Dari hasil kunjungan rumah, keadaan ketiga saudara laki-laki klien sesuai dengan apa yang diinformasikan klien. Lingkungan rumah tidak terawat.
Mengenai keadaan klien sebelum mengalami gangguan jiwa diungkapkan oleh adiknya bahwa klien adalah anak yang penurut, pendiam, suka mengalah, senang tinggal di rumah, kurang bergaul. Sejak orangtua meninggal, tanggung jawab keluarga diambil alih oleh tanta klien yang bersifat diktator. Semua yang dibuat klien dan saudara-saudaranya selalu dibatasi. Sejak itu pula klien semakin mengurung diri dan pendiam serta sering marah-marah tanpa sebab. Hubungan di dalam keluarga terutama komunikasi antara saudara-saudara klien kurang oleh karena tidak ada lagi yang menjadi perantara di antara mereka. Jadi, antara saudara-saudara jarang melakukan komunikasi.
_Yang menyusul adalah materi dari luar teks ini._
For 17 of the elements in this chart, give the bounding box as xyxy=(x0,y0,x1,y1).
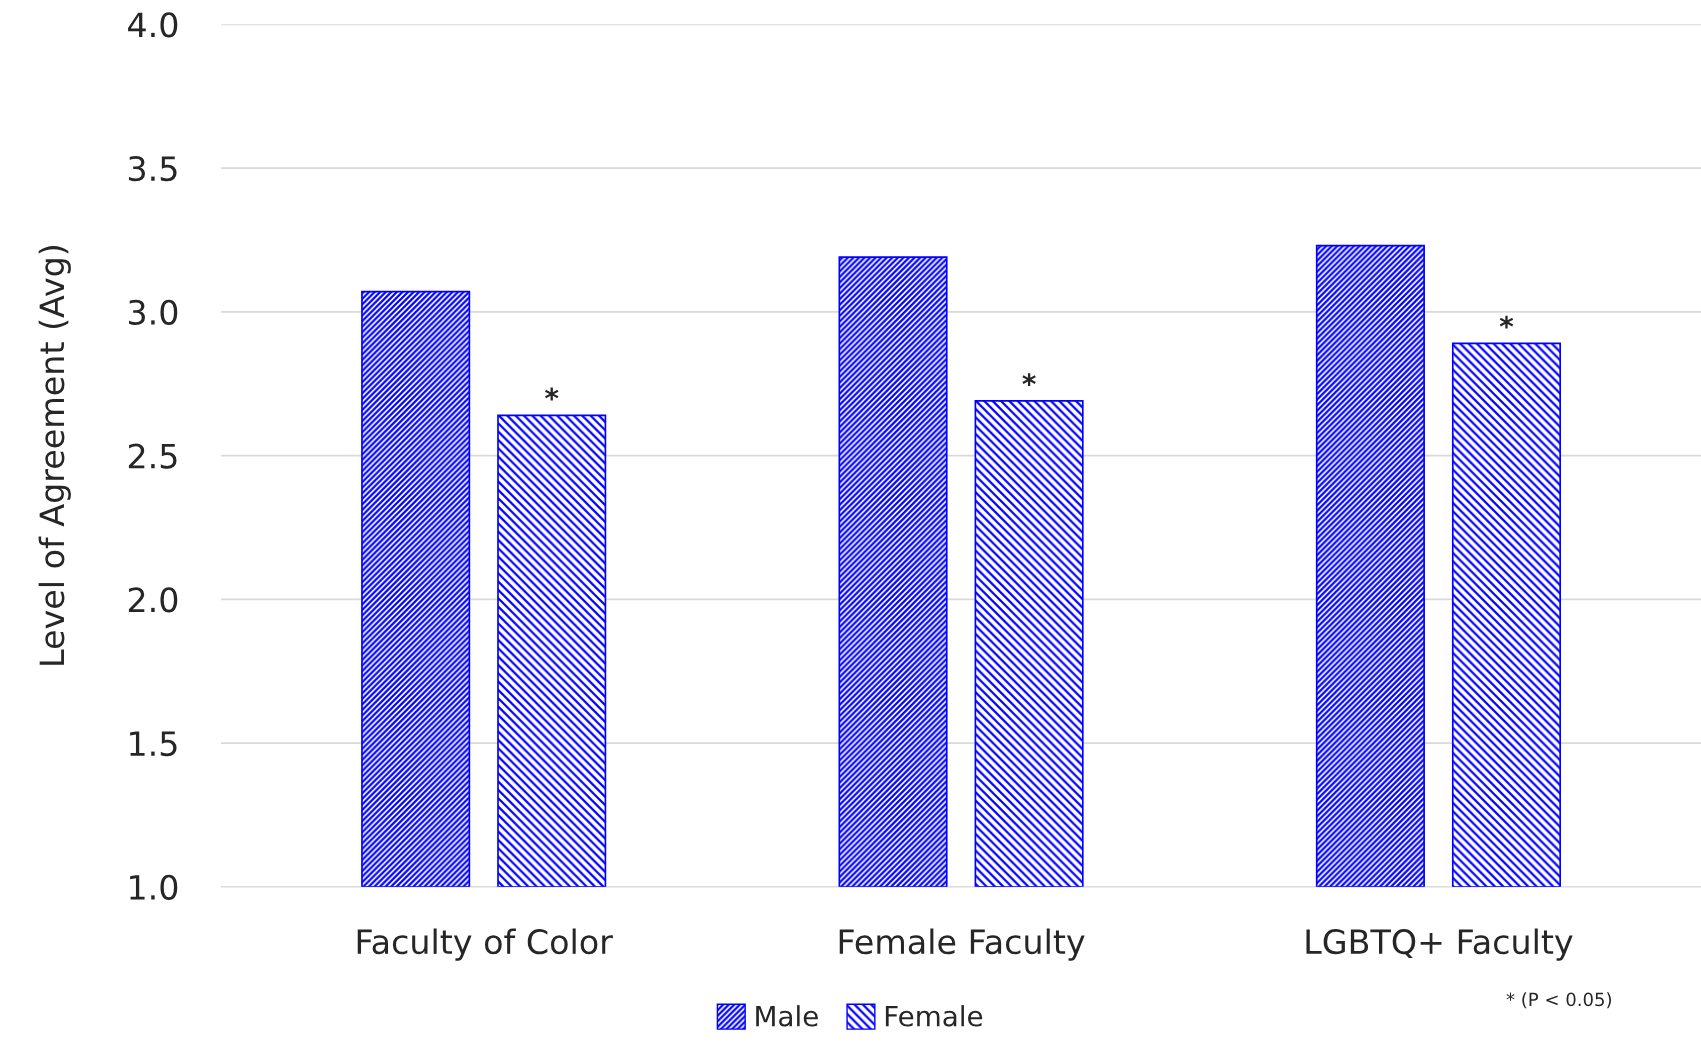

Hubungan keluarga dengan tetangga dan lingkungan sekitarnya sangat renggang, klien dan saudara-saudaranya mengisolasi diri karena merasa malu dengan kondisi dan keadaan keluarga.
Berdasarkan hasil pengamatan kami selama praktek di RS, klien lebih banyak berdiam diri, tampak murung, duduk menyendiri di sudut ruangan, jarang berinteraksi dengan klien lain juga dengan perawat, sering berdiam lama di kamar, pandangan kosong (melamun), sering tidur di pagi hari, dan jarang melakukan aktivitas rutin di ruangan.

B. Analisa Data
Dari hasil pengkajian, maka data dapat dianalisa sebagai berikut :
1. Harga diri rendah
Data subyektif :
- Klien mengatakan ada suara-suara yang menjelekkan dirinya  seperti jelek, kamu bodoh, kamu jahat.
- Klien juga mengatakan sering disudutkan oleh teman-temannya waktu di SMP, seperti kata Yanto kamu tidak sekaya Evi, dan lain-lain.
Data obyektif :
- Klien tampak murung
- Klien banyak berdiam diri
- Duduk menyendiri di sudut ruangan

2. Menarik diri
Data subyektif :
- Klien mengatakan tidak ada teman yang dapat diajak bicara dan yang mau menemaninya.
Data obyektif  :
- Klien tampak banyak berdiam diri
- Duduk menyendiri
- Klien jarang melakukan interaksi dengan klien lain, juga dengan perawat.
- Klien sering menyendiri di kamar

3. Gangguan persepsi :  Halusinasi dengar
Data subyektif :
- Klien mengatakan ada suara-suara yang menjelekkan dan menyuruh kien marah.
Data obyektif  :
- Klien sering menyendiri di kamar
- Sering duduk menyendiri dengan pandangan kosong dan memandang satu arah.

4. Potensial Amuk
Data subyektif :
- Klien mengatakan ada suara-suara yang menyuruh klien marah seperti binatang lho, anjing lho.
- Klien mengatakan selama dirawat pernah marah satu kali dengan memecahkan kaca jendela ruangan.
Data obyektif :
- Informasi dari perawat bahwa klien masuk RSJP oleh karena amuk dan selama dirawat pernah amuk dengan memecahkan kaca jendela ruangan.
- Informasi keluarga : klien dibawa ke RSJP  karena marah-marah di rumah dengan memecahkan barang-barang dan melempar orang.

5. Kurangnya Aktivitas
Data subyektif :
- Klien mengatakan semua kegiatan di RS sudah ada yang mengerjakannya seperti mengepel, merapikan tempat tidur, mencuci piring.
Data obyektif :
- Klien sering tidur pada pagi hari
- Klien tidak mau mengikuti kegiatan kebaktian

6. Potensial Kambuh kembali
Data subyektif :
- Keluarga mengatakan tidak mampu merawat klien bila klien pulang oleh karena keadaan keluarga tidak memungkinkan.
Data obyektif  :
- Keadaan rumah berantakan, lingkungan rumah kotor dan berbau bangkai, ruangan dalam rumah tidak terawat.
- Klien tinggal serumah dengan kedua adiknya yang menderita sakit jiwa dan  satu orang adiknya yang menderita cacat fisik.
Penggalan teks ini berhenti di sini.